Now for the new pot.

I normally wouldn’t do this at this time (it’s late October in Florida) but I’m not touching the roots at all. And it’s a ficus. 

I turned the pot around too. It looks good in there. A good choice. Now just let it grow. 

And give a thought to our fallen yaupon holly. Let’s remember him in his glory. I should have used this display at the convention. 

About adamaskwhy

Visual artist specializing in bonsai, mostly.
This entry was posted in philosophical rant, redesign and tagged , , , , , . Bookmark the permalink.

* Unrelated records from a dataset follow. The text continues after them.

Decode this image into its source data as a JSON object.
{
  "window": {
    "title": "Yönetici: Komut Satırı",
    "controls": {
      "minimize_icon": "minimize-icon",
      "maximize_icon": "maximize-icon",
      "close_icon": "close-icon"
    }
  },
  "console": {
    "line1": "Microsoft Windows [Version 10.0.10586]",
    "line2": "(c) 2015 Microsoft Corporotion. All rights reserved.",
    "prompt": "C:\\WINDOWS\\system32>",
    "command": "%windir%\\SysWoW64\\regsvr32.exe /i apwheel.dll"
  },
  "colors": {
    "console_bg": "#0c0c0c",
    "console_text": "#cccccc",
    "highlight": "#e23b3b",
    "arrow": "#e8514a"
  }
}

19 Responses to Saying goodbye to a favorite tree

  1. You should have bronzed that favorite tree or something to memorialize it.

  2. Hiser, Barbara says:

    This makes me very sad, but the take-away for me is the following: you are doing great with your physical problems (maybe this was the sacrificial tree to support that journey?) and this has helped assuage my guilt over several ‘good’ trees I have lost. I guess if it can happen to YOU, it can surely happen to me. But I don’t like it anyway. So glad you are (hopefully) toward the end of this unpredictable health journey!.

  3. D says:

    Save it for a forest planting. 🙂

    • Mel. says:

      Great idea..Every time I have done a forest planting,I have had a “Ghost ” tree in there..I think it makes the composition more realistic.

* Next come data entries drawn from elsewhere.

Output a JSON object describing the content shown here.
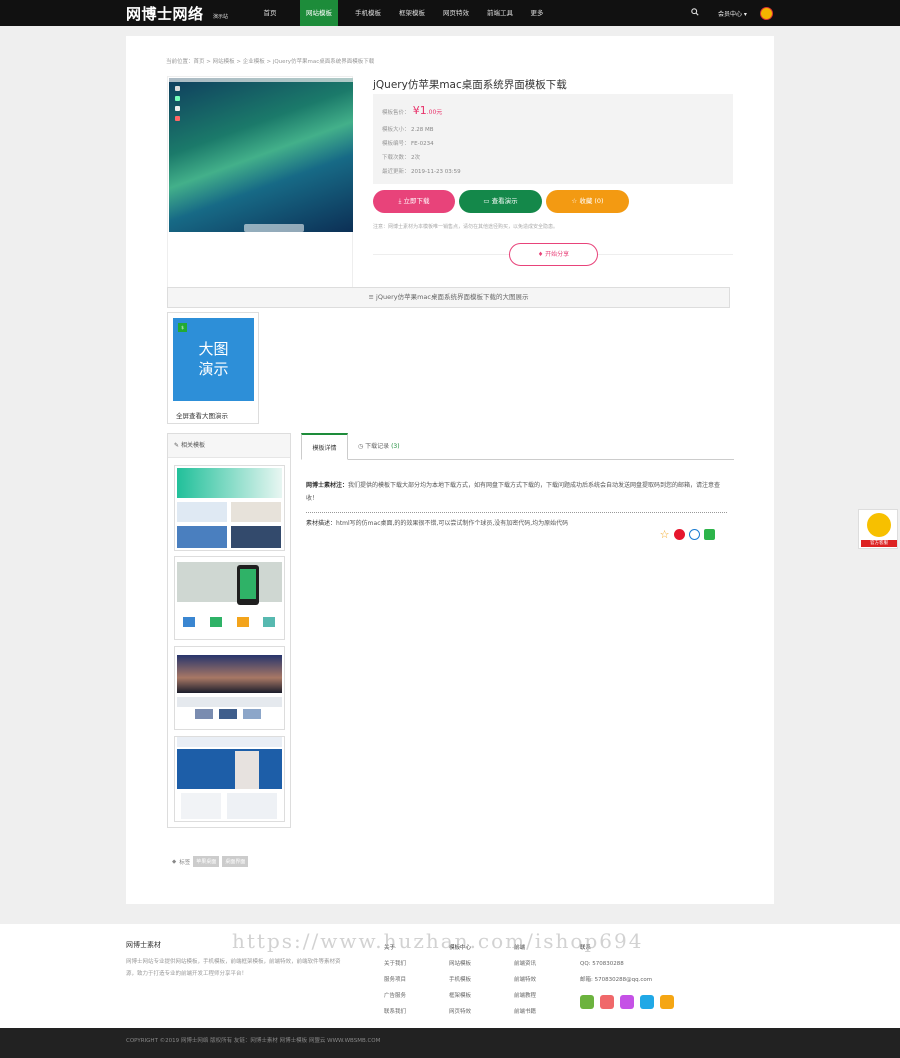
{
  "header": {
    "logo": "网博士网络",
    "logo_sub": "演示站",
    "nav": [
      "首页",
      "网站模板",
      "手机模板",
      "框架模板",
      "网页特效",
      "前端工具",
      "更多"
    ],
    "member": "会员中心 ▾"
  },
  "breadcrumb": "当前位置：首页 > 网站模板 > 企业模板 > jQuery仿苹果mac桌面系统界面模板下载",
  "product": {
    "title": "jQuery仿苹果mac桌面系统界面模板下载",
    "price_label": "模板售价：",
    "price": "¥1",
    "price_unit": ".00元",
    "size_label": "模板大小：",
    "size": "2.28 MB",
    "code_label": "模板编号：",
    "code": "FE-0234",
    "downloads_label": "下载次数：",
    "downloads": "2次",
    "updated_label": "最近更新：",
    "updated": "2019-11-23 03:59"
  },
  "buttons": {
    "download": "立即下载",
    "demo": "查看演示",
    "favorite": "收藏 (0)",
    "share": "开始分享"
  },
  "note": "注意：网博士素材为本模板唯一销售点，请勿在其他途径购买，以免造成安全隐患。",
  "section_bar": "jQuery仿苹果mac桌面系统界面模板下载的大图展示",
  "demo_card": {
    "img_text1": "大图",
    "img_text2": "演示",
    "caption": "全屏查看大图演示"
  },
  "sidebar": {
    "title": "相关模板"
  },
  "tabs": {
    "detail": "模板详情",
    "records": "下载记录",
    "records_count": "(3)"
  },
  "content": {
    "intro_label": "网博士素材注：",
    "intro": "我们提供的模板下载大部分均为本地下载方式，如有网盘下载方式下载的，下载问题成功后系统会自动发送网盘提取码到您的邮箱，请注意查收！",
    "desc_label": "素材描述：",
    "desc": "html写的仿mac桌面,的的效果很不错,可以尝试制作个球员,没有加密代码,均为原始代码"
  },
  "tags": {
    "label": "标签",
    "items": [
      "苹果桌面",
      "桌面界面"
    ]
  },
  "footer": {
    "brand": "网博士素材",
    "desc": "网博士网站专业提供网站模板，手机模板，前端框架模板，前端特效，前端软件等素材资源，致力于打造专业的前端开发工程师分享平台！",
    "cols": [
      {
        "head": "关于",
        "items": [
          "关于我们",
          "服务项目",
          "广告服务",
          "联系我们"
        ]
      },
      {
        "head": "模板中心",
        "items": [
          "网站模板",
          "手机模板",
          "框架模板",
          "网页特效"
        ]
      },
      {
        "head": "前端",
        "items": [
          "前端资讯",
          "前端特效",
          "前端教程",
          "前端书籍"
        ]
      },
      {
        "head": "联系",
        "items": [
          "QQ: 570830288",
          "邮箱: 570830288@qq.com"
        ]
      }
    ],
    "watermark": "https://www.huzhan.com/ishop694",
    "copyright": "COPYRIGHT ©2019 网博士网络 版权所有 友链：网博士素材 网博士模板 网盟云 WWW.WBSMB.COM"
  },
  "float": {
    "label": "官方客服"
  },
  "colors": {
    "accent_green": "#1d8c3a",
    "pink": "#e8437a",
    "orange": "#f39a12"
  }
}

  4. Sorry for the loss of your tree bro! Do u still have the tree? If so would you be willing to send it to me? Ive been working on creating “art” with the skeletons of passed bonsai and I think I can create something cool for you to still treasure your tree even after death. Let me know!
    Erick Schmidt
    Pennsylvania

  5. reelwooly says:

    Adam, love your blog!! Quick somewhat unrelated question for you. I did a massive trunk chop on a willow leaf this past weekend that had been bugging me for awhile being too tall and straight. I’m now a little worried I maybe shouldn’t have done it this late in the year and maybe it will die? Wondering what you think. I’m in Jensen Beach, Fl (about 20 minutes east of dragon tree bonsai in palm city) so the temperatures are still pretty warm here.
    PS sorry about your Ilex

  6. Poesy Yakuza says:

    Saddened to read about your health and this farewell for your best composition is certainly apt albeit unwelcomed. I have been stalking your work for a while now, not progressing much on my part of bonsai efforts – often killing trees. Love your wit and sarcasm. Stay you and may you emerge from your challenges slightly more gnarly but beautiful.

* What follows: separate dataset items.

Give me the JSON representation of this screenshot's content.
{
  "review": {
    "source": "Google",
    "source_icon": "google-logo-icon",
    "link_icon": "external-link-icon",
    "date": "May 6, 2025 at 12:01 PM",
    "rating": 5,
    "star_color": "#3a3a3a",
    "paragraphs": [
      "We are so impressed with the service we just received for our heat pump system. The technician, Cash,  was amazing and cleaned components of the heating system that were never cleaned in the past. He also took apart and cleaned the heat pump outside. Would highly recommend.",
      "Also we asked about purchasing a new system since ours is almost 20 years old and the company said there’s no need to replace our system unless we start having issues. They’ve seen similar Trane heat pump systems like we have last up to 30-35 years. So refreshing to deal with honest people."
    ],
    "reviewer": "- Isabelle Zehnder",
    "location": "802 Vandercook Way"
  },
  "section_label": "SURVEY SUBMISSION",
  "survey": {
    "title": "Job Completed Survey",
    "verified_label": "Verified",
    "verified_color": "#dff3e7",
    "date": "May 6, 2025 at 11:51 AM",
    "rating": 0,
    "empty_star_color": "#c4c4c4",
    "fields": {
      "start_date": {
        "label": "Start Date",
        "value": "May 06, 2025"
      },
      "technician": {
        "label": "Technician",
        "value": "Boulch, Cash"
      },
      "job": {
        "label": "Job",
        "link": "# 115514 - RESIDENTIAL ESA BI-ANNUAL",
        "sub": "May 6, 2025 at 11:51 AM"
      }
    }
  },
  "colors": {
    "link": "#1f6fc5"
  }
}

  7. Is it possible to grow a vine over it?

  8. Laura says:

    So sorry for the loss of this beautiful tree! I think you should try to preserve the skeleton with some sort of wood treatment and repot it as an indoor display (obviously never watering it again, lol).

  9. Beautiful work you do. I lost a magnificent Acer davidii because of the California drought – how sad and guilty was I for not taking better care. Sometimes things are not meant to be and your tree could be forever immortalized as other have suggested – not so sadly for my 10ft tree!
    As to your health, I wish you the best, I know from personal experience that kind of health problem is very dehabillitating and challenging – be well.

  10. Alan Reinarz says:

    Great post! Yours are the only Linkin posts I read. Very informative.
    Al in Costa Rica

  11. Elizabeth Dickinson Jackson says:

    KEEP that tree. Surgeries soon to be over and you will be markedly improved. I have strange small intestine problems. They have never seen my problem in an adult only premature babies.